J’en arrive au plus important : le transfert des compétences qui est en général le point névralgique de la rédaction des statuts de COMUE(s). Il n’y aura pas névralgie dans le cas qui nous occupe, mais une mort subite de la démocratie, comme si les rédacteurs en avaient même oublié l’existence. Les statuts de l’UBFC comportent en effet une triple originalité dont on appréciera la radicalité :
- Il n’est plus question de transfert de compétence, mais d’exercice de missions ;
- Les missions exercées par la nouvelle université correspondent à la quasi-totalité des compétences et missions assurées par toute université ;
- L’exercice de toutes ces missions commence à la date de création de l’UBFC.
Autrement dit, le vote de ces statuts par les CA des membres conduira ipso facto à la délégation totale et irréversible de toutes leurs missions et compétences. Je n’ai pas trouvé de domaines significatifs qui échapperaient aux compétences du nouvel établissement. Ça va jusqu’à l’apposition du nom UBFC sur la totalité des diplômes, la délivrance de diplômes propres, le portage de toutes les accréditations, la politique relative à l’HDR, la répartition des contrats doctoraux entre les établissements, la création de groupes de recherche, la fixation et l’attribution des dotations globales de fonctionnement aux laboratoires après versement à l’UBFC par chaque établissement de ses crédits récurrents, la signature de la production scientifique de ses doctorants et des personnels, le portage et la coordination des projets « « Investissements d’avenir », etc. On l’aura compris : il ne s’agit plus de délégation, ni de transfert, mais d’une auto-appropriation par l’UBFC de la totalité des compétences et missions de ses membres, y compris de certains crédits récurrents.

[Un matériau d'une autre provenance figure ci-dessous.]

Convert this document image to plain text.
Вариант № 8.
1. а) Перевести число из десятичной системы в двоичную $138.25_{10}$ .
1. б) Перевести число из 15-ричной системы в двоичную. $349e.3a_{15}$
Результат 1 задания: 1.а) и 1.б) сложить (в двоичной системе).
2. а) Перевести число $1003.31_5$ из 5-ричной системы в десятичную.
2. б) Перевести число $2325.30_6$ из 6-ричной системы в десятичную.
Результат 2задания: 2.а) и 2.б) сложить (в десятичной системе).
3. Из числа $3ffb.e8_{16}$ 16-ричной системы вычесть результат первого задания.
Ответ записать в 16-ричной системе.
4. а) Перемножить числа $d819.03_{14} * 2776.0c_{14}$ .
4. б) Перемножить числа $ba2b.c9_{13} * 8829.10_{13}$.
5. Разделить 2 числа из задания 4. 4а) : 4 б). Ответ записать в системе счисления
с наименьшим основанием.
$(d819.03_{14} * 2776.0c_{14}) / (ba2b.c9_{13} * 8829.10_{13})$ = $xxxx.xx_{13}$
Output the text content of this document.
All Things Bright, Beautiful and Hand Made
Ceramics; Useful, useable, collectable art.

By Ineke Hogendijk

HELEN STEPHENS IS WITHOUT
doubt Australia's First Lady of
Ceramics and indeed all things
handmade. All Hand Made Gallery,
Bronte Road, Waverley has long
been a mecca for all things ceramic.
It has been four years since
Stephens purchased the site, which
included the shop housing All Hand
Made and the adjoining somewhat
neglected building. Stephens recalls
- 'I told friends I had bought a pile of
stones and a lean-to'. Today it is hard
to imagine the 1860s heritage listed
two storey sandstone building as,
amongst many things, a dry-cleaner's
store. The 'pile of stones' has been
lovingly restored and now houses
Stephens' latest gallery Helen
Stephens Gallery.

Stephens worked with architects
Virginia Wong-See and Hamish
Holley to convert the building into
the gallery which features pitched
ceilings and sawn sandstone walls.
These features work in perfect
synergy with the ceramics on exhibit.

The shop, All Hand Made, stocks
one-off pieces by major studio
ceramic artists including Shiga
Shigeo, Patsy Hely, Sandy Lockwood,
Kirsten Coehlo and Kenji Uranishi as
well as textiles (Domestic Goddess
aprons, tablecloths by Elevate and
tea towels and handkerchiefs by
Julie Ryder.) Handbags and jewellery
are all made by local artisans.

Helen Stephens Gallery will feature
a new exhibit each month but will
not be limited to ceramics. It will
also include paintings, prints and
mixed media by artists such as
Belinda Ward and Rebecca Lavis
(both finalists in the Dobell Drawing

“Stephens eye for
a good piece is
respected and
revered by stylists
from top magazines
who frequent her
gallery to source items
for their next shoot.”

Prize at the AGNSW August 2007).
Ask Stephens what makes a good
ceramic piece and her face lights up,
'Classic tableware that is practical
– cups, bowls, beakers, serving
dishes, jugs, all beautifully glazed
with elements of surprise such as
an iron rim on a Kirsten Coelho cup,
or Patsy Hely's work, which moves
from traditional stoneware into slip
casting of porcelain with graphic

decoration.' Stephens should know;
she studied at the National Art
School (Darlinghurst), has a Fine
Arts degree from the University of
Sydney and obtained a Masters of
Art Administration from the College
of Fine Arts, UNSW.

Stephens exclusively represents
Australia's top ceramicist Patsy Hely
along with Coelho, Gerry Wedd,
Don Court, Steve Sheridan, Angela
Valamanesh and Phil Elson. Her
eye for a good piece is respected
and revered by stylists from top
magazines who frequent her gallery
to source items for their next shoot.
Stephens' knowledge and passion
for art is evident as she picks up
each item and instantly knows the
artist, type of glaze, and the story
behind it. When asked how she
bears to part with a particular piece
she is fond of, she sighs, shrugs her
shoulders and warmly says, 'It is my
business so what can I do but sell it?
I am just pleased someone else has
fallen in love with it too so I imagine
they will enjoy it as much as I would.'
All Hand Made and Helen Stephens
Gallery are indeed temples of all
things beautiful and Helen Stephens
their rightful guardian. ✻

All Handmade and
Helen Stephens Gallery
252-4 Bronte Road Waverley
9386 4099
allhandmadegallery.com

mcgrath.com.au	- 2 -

Pour couronner le tout l’UBFC « peut implanter une partie de ses activités en d’autres lieux du territoire français ainsi qu’à l’étranger ». A quand les premières délocalisations ? J’ajoute pour terminer que l’administration nécessairement très lourde de cette COMUE devra se faire sans moyens financiers et humains supplémentaires, lesquels seront nécessairement prélevés sur les moyens des universités et établissement membres.
Il faudra que les représentants des CTE et tous les élus des établissements amenés à se prononcer sur de tels statuts, mesurent bien leur responsabilité et tout ce que leur vote engagera. Je n’imagine pas un seul instant qu’un représentant syndical dans un CTE puisse approuver de tels statuts, et pourtant je sais qu’il y en aura. Je le dis avec gravité : ceux-ci apporteraient alors un concours actif au grand œuvre des fossoyeurs de l’université que conduisent nos gouvernants.
Cette brève analyse des statuts de la COMUE UBFC est extraite d’une communication faite au Séminaire Politique des Sciences à l’EHESS, le 26 mai 2014, à l’occasion d’un Forum d’information sur les projets de regroupements dans l’ESR francilien.